Estrogen Protects Female Rats Against The Nicotine‐Induced Attenuation Of Reflex Tachycardia: Role Of Central Estrogen Receptors

Our preliminary studies showed that nicotine attenuates reflex tachycardia in male and not female rats. Here, the hypothesis was tested that the resistance of female rats to the nicotine effect is estrogen‐dependent. Baroreflex curves relating reflex tachycardic responses to decreases in blood pressure evoked by sodium nitroprusside (1–16 μg/kg) were constructed in proestrus, ovarictomized (OVX), and estrogen (50 μg/kg s.c., 5 days)‐replaced OVX (OVXE 2 ) rats. Slopes of the curves were taken as a measure of baroreflex sensitivity (BRS). Nicotine (100 μg/kg) reduced BRS in OVX rats but not in proestrus or OVXE 2 rats. The attenuation of reflex tachycardia by nicotine was also evident in diestrus rats, which exhibit low plasma estrogen, and in OVX rats treated simultaneously with E 2 and the estrogen receptor antagonist tamoxifen. Experiments were then extended to determine whether central estrogenic pathways modulate the nicotine‐BRS interaction.
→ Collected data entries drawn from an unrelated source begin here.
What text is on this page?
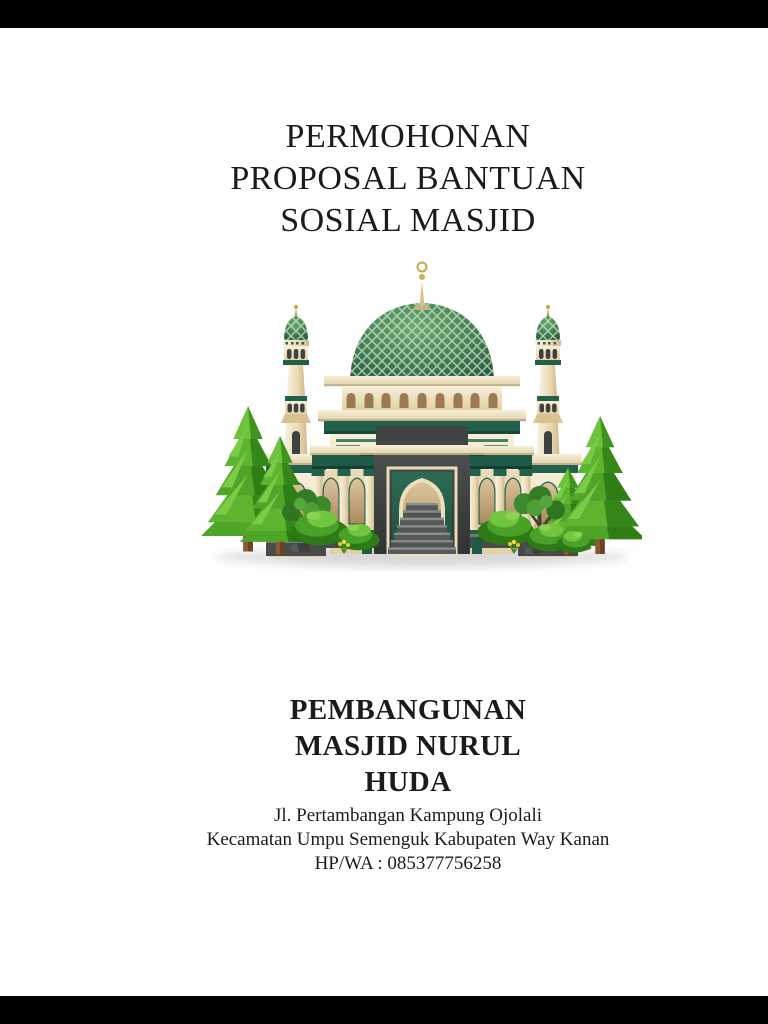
PERMOHONAN
PROPOSAL BANTUAN
SOSIAL MASJID
PEMBANGUNAN
MASJID NURUL
HUDA
Jl. Pertambangan Kampung Ojolali
Kecamatan Umpu Semenguk Kabupaten Way Kanan
HP/WA : 085377756258
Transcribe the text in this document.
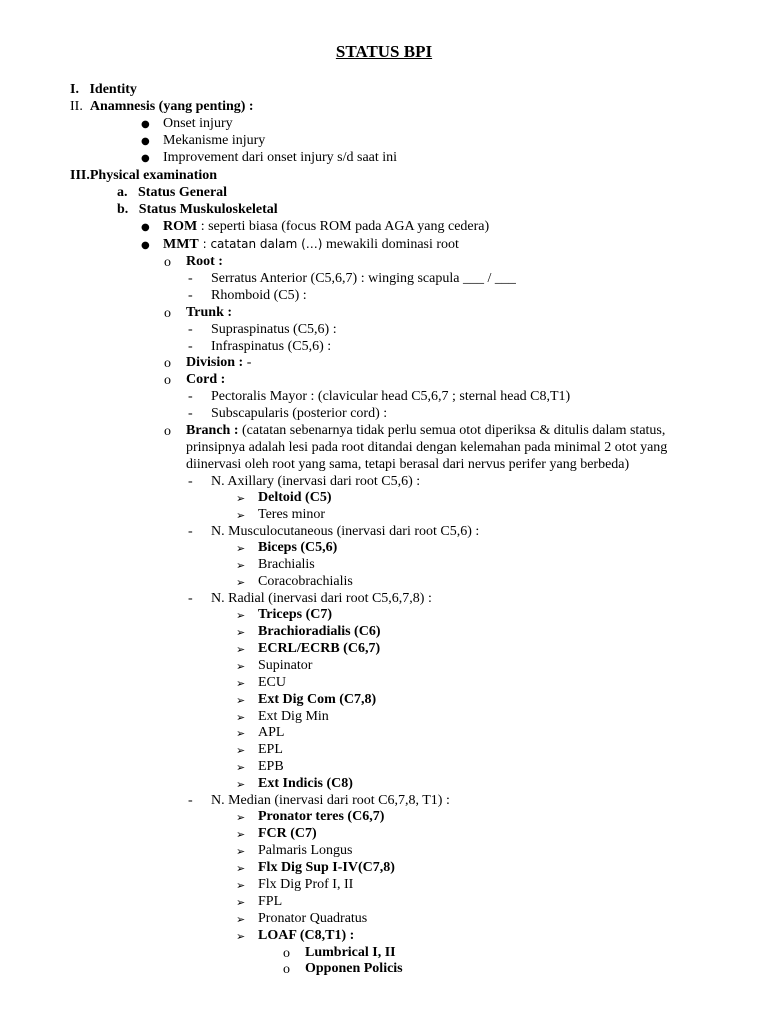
STATUS BPI
I. Identity
II. Anamnesis (yang penting) :
● Onset injury
● Mekanisme injury
● Improvement dari onset injury s/d saat ini
III.Physical examination
a. Status General
b. Status Muskuloskeletal
● ROM : seperti biasa (focus ROM pada AGA yang cedera)
● MMT : catatan dalam (…) mewakili dominasi root
o Root :
- Serratus Anterior (C5,6,7) : winging scapula ___ / ___
- Rhomboid (C5) :
o Trunk :
- Supraspinatus (C5,6) :
- Infraspinatus (C5,6) :
o Division : -
o Cord :
- Pectoralis Mayor : (clavicular head C5,6,7 ; sternal head C8,T1)
- Subscapularis (posterior cord) :
o Branch : (catatan sebenarnya tidak perlu semua otot diperiksa & ditulis dalam status,
prinsipnya adalah lesi pada root ditandai dengan kelemahan pada minimal 2 otot yang
diinervasi oleh root yang sama, tetapi berasal dari nervus perifer yang berbeda)
- N. Axillary (inervasi dari root C5,6) :
➢ Deltoid (C5)
➢ Teres minor
- N. Musculocutaneous (inervasi dari root C5,6) :
➢ Biceps (C5,6)
➢ Brachialis
➢ Coracobrachialis
- N. Radial (inervasi dari root C5,6,7,8) :
➢ Triceps (C7)
➢ Brachioradialis (C6)
➢ ECRL/ECRB (C6,7)
➢ Supinator
➢ ECU
➢ Ext Dig Com (C7,8)
➢ Ext Dig Min
➢ APL
➢ EPL
➢ EPB
➢ Ext Indicis (C8)
- N. Median (inervasi dari root C6,7,8, T1) :
➢ Pronator teres (C6,7)
➢ FCR (C7)
➢ Palmaris Longus
➢ Flx Dig Sup I-IV(C7,8)
➢ Flx Dig Prof I, II
➢ FPL
➢ Pronator Quadratus
➢ LOAF (C8,T1) :
o Lumbrical I, II
o Opponen Policis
Intracisteral (i.c.) treatment of OVX rats with E 2 (0.2 μg/rat) abolished the BRS attenuating effect of nicotine. This protective effect of E 2 disappeared when OVX rats were pretreated with i.c. ICI 182,780, a selective estrogen receptor antagonist. Together, central pathways of estrogen receptors seem to play integral role in the protection offered by E 2 against nicotine‐induced barorecetor dysfunction.